Время шло, хозяева занимали его светской беседой, пустой и скучной. У Гая росло раздражение и злоба на Генриха с его финансовыми махинациями. Терпению Гая пришел конец.
– Где Луиза? – напрямик спросил он и получил уклончивое объяснение, что разозлило его еще сильнее.
– Ты должен принять во внимание ее волнение, Гай, – ангельским голосом сказала Анна-Лиза. – Она конечно же хочет произвести на тебя самое лучшее впечатление, зная, какой у тебя тонкий вкус. Да и твоя репутация внушает определенный страх. А вот и она!
Гай обернулся – по лестнице спускалась Луиза.
Его предполагаемая невеста.
Представить себе девушку менее подходящую на роль будущей мадам Гай де Рошмон, было бы трудно.
На мгновение, словно вспышка, в мозгу возник портрет совершенно другой женщины – элегантной и холеной. Он моргнул, отгоняя яркий образ. С этим покончено.
А рядом с ним мать Луизы в ужасе еле слышно охнула. И понятно почему – ее дочь не утрудила себя тем, чтобы одеться соответствующим образом к обеду.
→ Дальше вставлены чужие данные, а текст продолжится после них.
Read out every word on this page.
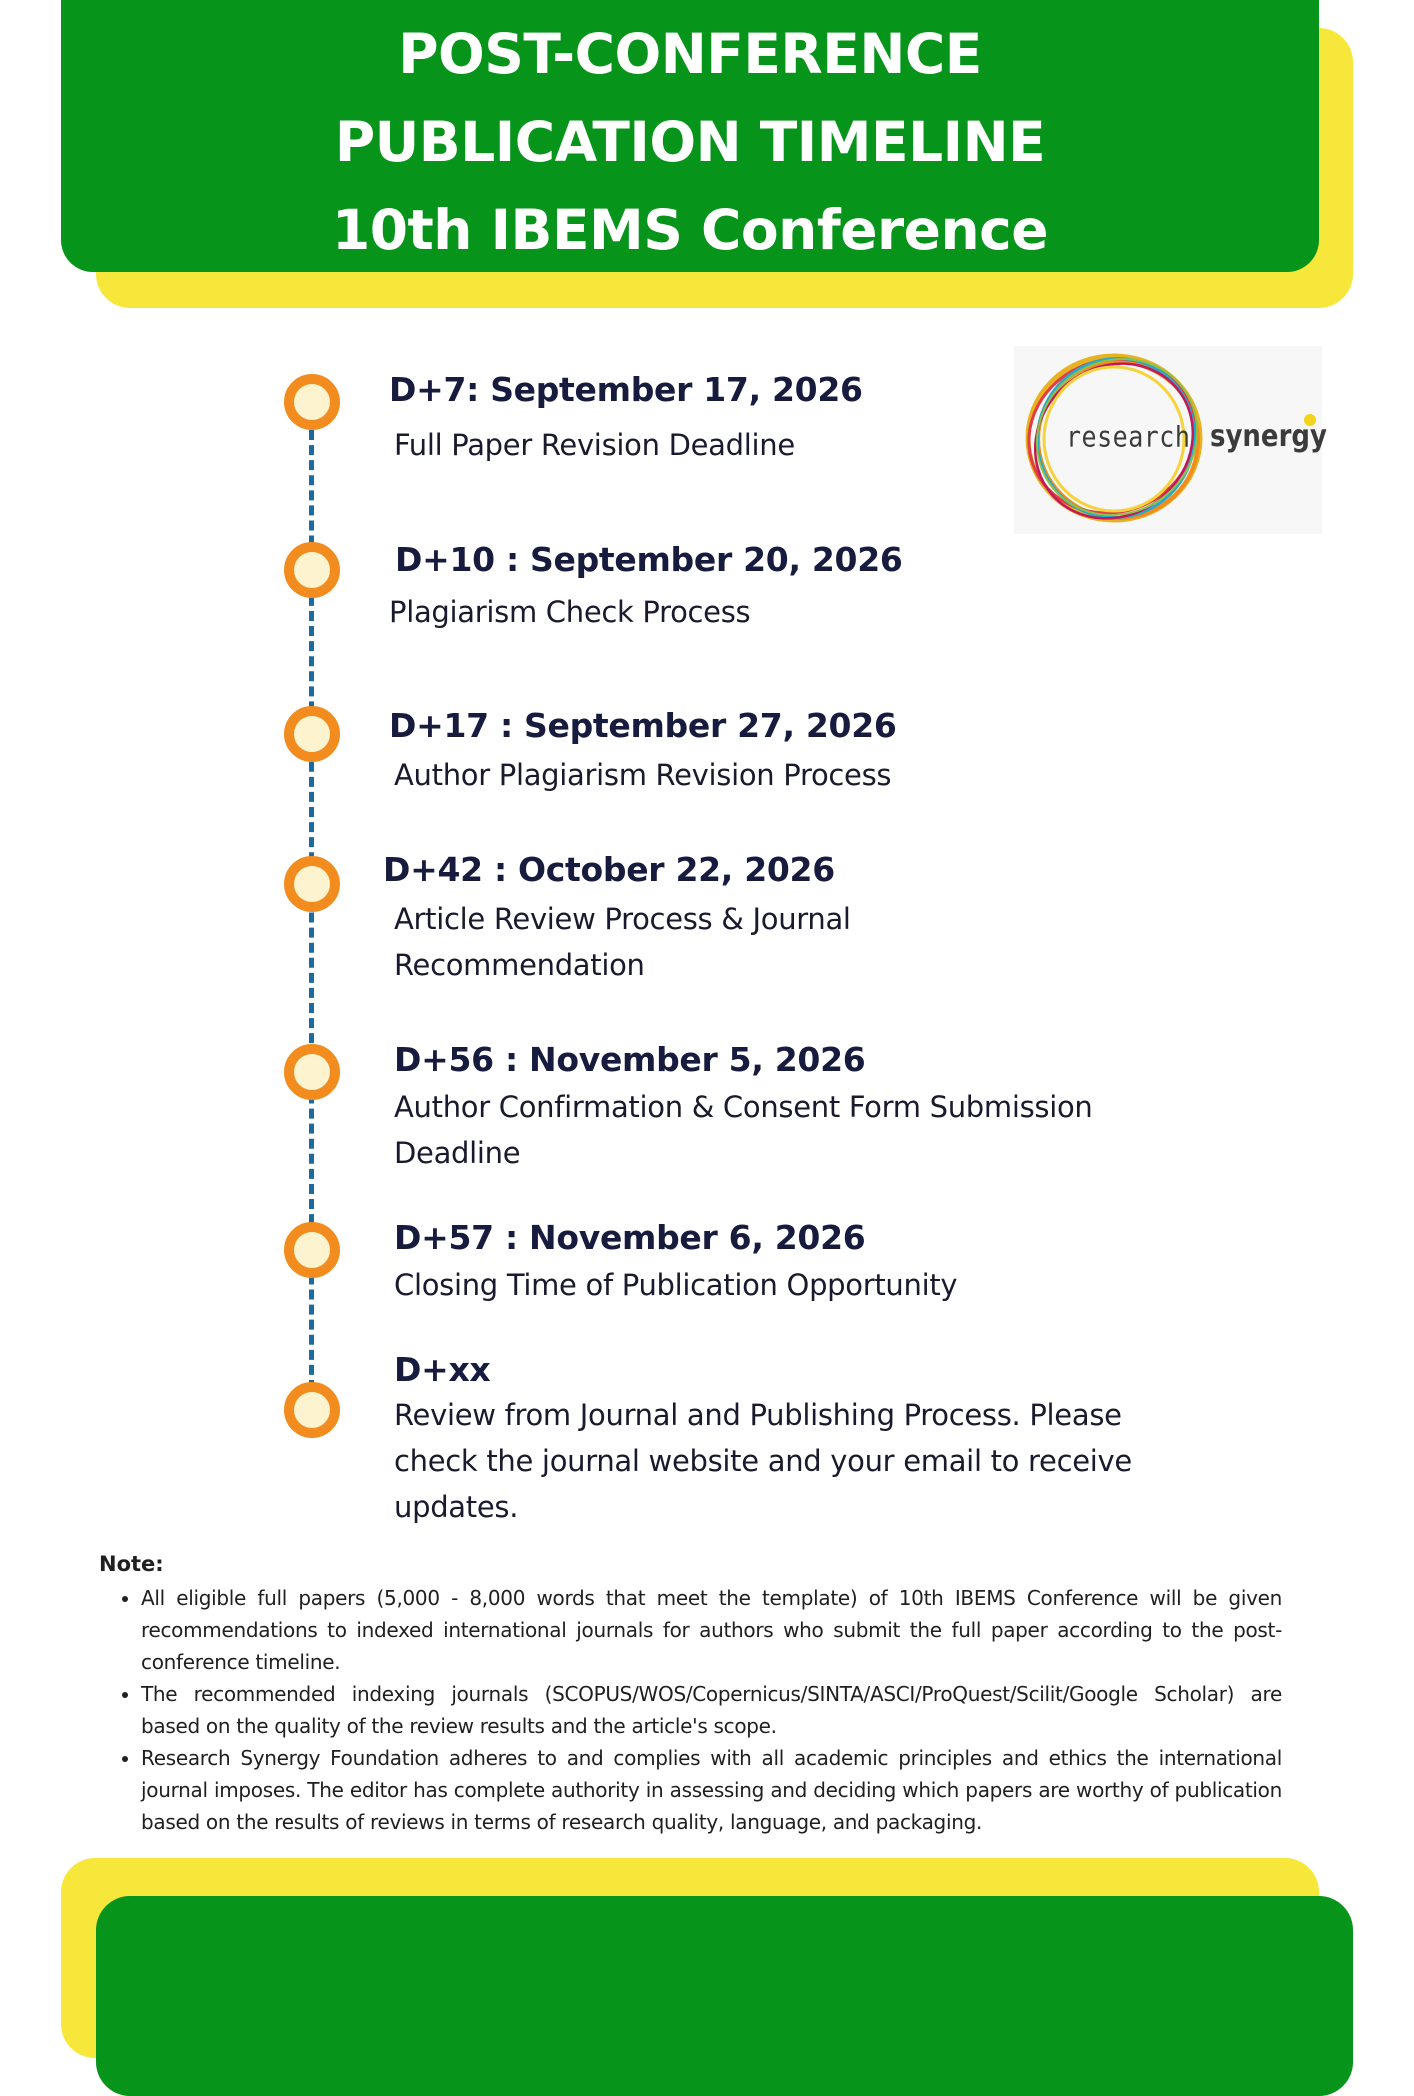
POST-CONFERENCE
PUBLICATION TIMELINE
10th IBEMS Conference
research synergy
D+7: September 17, 2026
Full Paper Revision Deadline
D+10 : September 20, 2026
Plagiarism Check Process
D+17 : September 27, 2026
Author Plagiarism Revision Process
D+42 : October 22, 2026
Article Review Process & Journal Recommendation
D+56 : November 5, 2026
Author Confirmation & Consent Form Submission Deadline
D+57 : November 6, 2026
Closing Time of Publication Opportunity
D+xx
Review from Journal and Publishing Process. Please check the journal website and your email to receive updates.

Note:

• All eligible full papers (5,000 - 8,000 words that meet the template) of 10th IBEMS Conference will be given recommendations to indexed international journals for authors who submit the full paper according to the post-conference timeline.
• The recommended indexing journals (SCOPUS/WOS/Copernicus/SINTA/ASCI/ProQuest/Scilit/Google Scholar) are based on the quality of the review results and the article's scope.
• Research Synergy Foundation adheres to and complies with all academic principles and ethics the international journal imposes. The editor has complete authority in assessing and deciding which papers are worthy of publication based on the results of reviews in terms of research quality, language, and packaging.
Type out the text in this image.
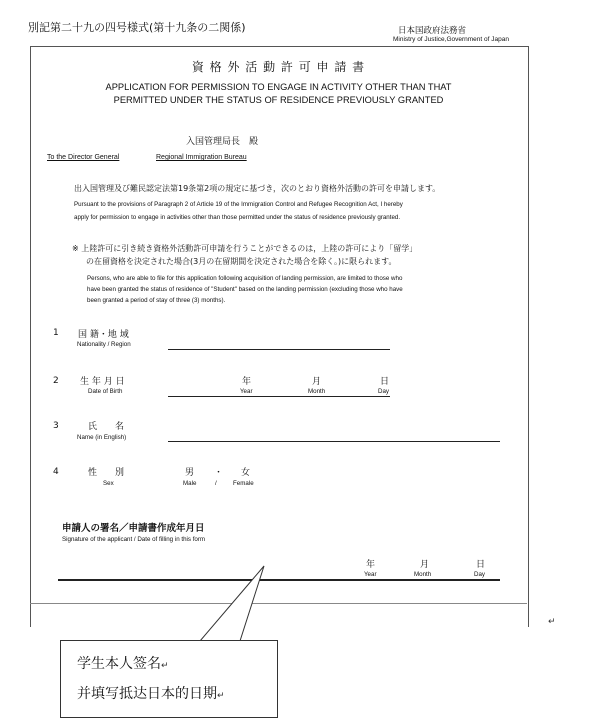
別記第二十九の四号様式(第十九条の二関係)	日本国政府法務省
Ministry of Justice,Government of Japan
資 格 外 活 動 許 可 申 請 書
APPLICATION FOR PERMISSION TO ENGAGE IN ACTIVITY OTHER THAN THAT
PERMITTED UNDER THE STATUS OF RESIDENCE PREVIOUSLY GRANTED
入国管理局長　殿
To the Director General	Regional Immigration Bureau
出入国管理及び難民認定法第19条第2項の規定に基づき，次のとおり資格外活動の許可を申請します。
Pursuant to the provisions of Paragraph 2 of Article 19 of the Immigration Control and Refugee Recognition Act, I hereby
apply for permission to engage in activities other than those permitted under the status of residence previously granted.
※ 上陸許可に引き続き資格外活動許可申請を行うことができるのは，上陸の許可により「留学」
の在留資格を決定された場合(3月の在留期間を決定された場合を除く。)に限られます。
Persons, who are able to file for this application following acquisition of landing permission, are limited to those who
have been granted the status of residence of "Student" based on the landing permission (excluding those who have
been granted a period of stay of three (3) months).
1 国 籍・地 域
Nationality / Region
2 生 年 月 日
Date of Birth
年
Year
月
Month
日
Day
3	氏　　名
Name (in English)
4	性　　別
Sex
男 ・ 女
Male	/	Female
申請人の署名／申請書作成年月日
Signature of the applicant / Date of filling in this form
年
Year
月
Month
日
Day
↵
学生本人签名↵
并填写抵达日本的日期↵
На ней были джинсы, джемпер и кроссовки, волосы завязаны в хвост, а на лице никаких признаков макияжа.
– Луиза, о чем ты только думаешь? – потребовала объяснения мать, а отец побагровел от гнева.
В широко раскрытых карих глазах Луизы промелькнул испуг.
– У меня не было времени, чтобы переодеться, – ответила она. – И вообще… какое это имеет значение? Я же знаю Гая всю жизнь, – оправдывалась Луиза, и Гаю даже стало ее жалко.
Каждодневная одежда Луизы могла не отвечать его собственным вкусам или представлениям света о том, как должна выглядеть его жена, но она не виновата в амбициозных планах своего папочки.
Гай бесился. Если бы был хоть какой-то выход, чтобы разоблачить дьявольский блеф Генриха и не дать себя обмануть! Но, черт подери, Генрих оказался прав – любой видимый знак поддержки «Инвестициям Лоренца», доказывающий консолидацию семейного банкирского дома, насторожит финансовый мир. И это может иметь разрушительные последствия, в худшем случае произойдет эффект домино, который сметет не только банк Генриха. Будь у Гая достаточно времени, он смог бы предотвратить любую угрозу, уберечь банк Лоренца от краха, но времени ни у него, ни у банка не было. Вот почему Генрих – будь он проклят! – придумал этот воистину макиавеллиевский выход из положения в виде архаичного, династического брака.